With the preferred substrate of the adenylation reaction identified, the ability of CmaA to catalyze loading of its T domain with l-allo-isoleucine was examined. CmaA-FLAG was incubated with l-[G-³H]allo-isoleucine in the presence or absence of ATP. The proteins were subsequently denatured, electrophoresed, and analyzed by autoradiography. Figure 6 shows the autoradiograph obtained, which verified that there was ATP-dependent acylation of CmaA with l-allo-isoleucine. Identical results were obtained with His-CmaA (data not shown).

FIG. 6. — Covalent labeling of CmaA-FLAG by l-[G-³H]*allo*-isoleucine in the presence of ATP.

DISCUSSION

Biosynthesis of the plant phytotoxin COR by P. syringae appears to proceed by formation of CMA and CFA, which are then linked to produce COR (Fig. 1). A set of three genes, cmaA, cmaB, and cmaT, in the CMA region of the biosynthetic cluster (Fig. 3) have previously been implicated in CMA formation from the proteogenic amino acid l-isoleucine. To begin to decipher the mechanism of cyclopropane ring formation, we have undertaken biochemical characterization of the CmaA protein. This protein is predicted to be a 68-kDa, two-domain (A domain-T domain) protein that resembles the amino acid activation modules observed in nonribosomal peptide biosynthetic pathways.

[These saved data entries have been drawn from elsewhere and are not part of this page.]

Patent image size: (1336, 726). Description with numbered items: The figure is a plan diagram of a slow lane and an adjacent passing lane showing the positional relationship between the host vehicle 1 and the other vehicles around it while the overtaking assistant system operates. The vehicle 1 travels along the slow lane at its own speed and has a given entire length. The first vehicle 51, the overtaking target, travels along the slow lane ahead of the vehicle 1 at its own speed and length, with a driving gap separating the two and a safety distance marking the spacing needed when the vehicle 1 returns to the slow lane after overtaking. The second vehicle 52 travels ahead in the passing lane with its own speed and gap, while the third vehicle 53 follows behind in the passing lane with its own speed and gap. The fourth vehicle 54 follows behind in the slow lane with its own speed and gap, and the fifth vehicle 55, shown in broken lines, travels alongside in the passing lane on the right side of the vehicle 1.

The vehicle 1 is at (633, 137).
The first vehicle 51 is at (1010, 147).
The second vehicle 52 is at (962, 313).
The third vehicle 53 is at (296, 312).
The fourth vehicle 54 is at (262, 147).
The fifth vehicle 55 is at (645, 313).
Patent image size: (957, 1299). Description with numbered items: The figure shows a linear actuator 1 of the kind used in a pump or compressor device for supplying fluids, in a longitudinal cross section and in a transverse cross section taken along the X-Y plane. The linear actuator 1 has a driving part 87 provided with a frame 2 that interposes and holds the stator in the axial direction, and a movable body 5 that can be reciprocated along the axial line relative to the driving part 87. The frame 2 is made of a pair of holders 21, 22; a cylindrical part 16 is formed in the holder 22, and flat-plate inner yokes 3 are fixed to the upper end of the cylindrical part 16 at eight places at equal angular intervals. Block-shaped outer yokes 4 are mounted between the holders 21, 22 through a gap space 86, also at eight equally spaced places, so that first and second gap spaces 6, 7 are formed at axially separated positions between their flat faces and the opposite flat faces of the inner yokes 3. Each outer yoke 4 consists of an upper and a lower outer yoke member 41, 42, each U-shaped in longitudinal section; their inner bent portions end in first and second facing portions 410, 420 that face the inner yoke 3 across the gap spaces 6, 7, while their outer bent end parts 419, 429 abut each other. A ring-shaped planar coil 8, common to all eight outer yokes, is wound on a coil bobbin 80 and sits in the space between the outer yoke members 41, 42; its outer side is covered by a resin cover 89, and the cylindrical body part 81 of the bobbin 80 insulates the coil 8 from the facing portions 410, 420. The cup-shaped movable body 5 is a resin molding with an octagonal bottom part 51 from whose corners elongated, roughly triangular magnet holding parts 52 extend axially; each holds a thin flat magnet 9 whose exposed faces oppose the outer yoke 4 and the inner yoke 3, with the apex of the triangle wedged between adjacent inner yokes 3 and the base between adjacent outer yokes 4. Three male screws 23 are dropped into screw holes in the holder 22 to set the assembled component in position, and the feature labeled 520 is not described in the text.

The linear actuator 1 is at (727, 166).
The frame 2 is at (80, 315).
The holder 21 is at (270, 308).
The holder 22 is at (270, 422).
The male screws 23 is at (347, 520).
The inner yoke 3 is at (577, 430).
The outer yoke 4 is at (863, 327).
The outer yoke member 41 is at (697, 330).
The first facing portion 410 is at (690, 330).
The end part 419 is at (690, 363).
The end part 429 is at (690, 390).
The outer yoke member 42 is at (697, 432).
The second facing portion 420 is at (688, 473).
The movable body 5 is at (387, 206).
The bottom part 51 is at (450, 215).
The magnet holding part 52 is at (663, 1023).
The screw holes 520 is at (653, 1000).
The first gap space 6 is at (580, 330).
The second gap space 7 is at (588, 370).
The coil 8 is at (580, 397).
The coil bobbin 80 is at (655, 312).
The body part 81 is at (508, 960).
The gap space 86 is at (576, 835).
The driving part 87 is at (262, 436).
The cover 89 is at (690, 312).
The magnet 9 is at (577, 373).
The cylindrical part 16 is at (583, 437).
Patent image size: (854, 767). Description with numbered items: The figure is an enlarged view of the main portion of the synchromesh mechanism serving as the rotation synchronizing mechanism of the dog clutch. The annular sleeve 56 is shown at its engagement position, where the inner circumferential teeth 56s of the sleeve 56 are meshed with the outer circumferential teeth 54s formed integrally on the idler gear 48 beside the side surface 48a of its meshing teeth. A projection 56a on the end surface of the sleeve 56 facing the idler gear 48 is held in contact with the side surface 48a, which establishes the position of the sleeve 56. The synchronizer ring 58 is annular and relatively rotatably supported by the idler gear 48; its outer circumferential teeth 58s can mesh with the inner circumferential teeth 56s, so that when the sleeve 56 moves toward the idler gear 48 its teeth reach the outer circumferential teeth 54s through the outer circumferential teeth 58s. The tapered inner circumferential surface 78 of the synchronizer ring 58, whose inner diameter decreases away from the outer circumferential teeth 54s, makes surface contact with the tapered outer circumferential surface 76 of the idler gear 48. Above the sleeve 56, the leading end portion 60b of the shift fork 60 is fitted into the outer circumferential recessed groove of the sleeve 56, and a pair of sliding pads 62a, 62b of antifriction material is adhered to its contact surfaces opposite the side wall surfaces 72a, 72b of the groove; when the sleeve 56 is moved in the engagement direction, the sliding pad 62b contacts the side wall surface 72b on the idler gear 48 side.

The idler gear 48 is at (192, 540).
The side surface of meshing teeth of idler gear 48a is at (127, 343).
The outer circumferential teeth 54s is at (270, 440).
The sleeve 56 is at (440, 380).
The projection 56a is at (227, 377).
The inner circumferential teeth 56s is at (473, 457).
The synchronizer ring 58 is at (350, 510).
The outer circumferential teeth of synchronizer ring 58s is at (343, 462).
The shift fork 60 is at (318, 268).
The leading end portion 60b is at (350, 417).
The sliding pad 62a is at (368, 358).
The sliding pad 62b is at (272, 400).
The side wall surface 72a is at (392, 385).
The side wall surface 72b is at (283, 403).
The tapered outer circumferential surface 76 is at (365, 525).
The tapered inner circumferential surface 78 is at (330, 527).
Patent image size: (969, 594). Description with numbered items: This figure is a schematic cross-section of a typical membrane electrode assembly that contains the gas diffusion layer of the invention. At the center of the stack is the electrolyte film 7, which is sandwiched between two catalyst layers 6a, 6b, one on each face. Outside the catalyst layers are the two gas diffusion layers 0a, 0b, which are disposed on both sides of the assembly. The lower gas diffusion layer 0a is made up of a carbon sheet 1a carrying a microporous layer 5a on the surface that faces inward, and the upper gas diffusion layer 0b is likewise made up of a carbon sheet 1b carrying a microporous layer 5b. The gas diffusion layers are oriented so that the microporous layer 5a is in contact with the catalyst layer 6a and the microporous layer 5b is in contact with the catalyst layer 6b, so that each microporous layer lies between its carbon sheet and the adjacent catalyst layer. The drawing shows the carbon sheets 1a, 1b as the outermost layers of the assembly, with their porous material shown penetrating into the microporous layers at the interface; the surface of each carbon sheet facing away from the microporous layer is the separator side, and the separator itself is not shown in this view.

Discrete A domain-T domain proteins in biosynthetic pathways often capture a proteogenic amino acid and modify it. The modified amino acid is then released to create a dedicated pool of nonproteinogenic monomers for natural product biosynthesis (7). For example, in the nikkomycin biosynthetic pathway, a discrete A domain-T domain enzyme specifically activates and loads histidine, after which a P450 enzyme hydroxylates the β-carbon position of the covalently sequestered histidine residue. Similar discrete A domain-T domain proteins are observed in numerous other natural product pathways, such as those for chloramphenicol and novobiocin (7). In this study we demonstrated that the logic of CMA biosynthesis is to activate l-allo-isoleucine and to link it to CmaA in the form of a thiolester. It is postulated that the covalently linked l-allo-isoleucine is cyclized to produce covalently bound CMA, which is subsequently hydrolyzed by CmaT to produce free CMA.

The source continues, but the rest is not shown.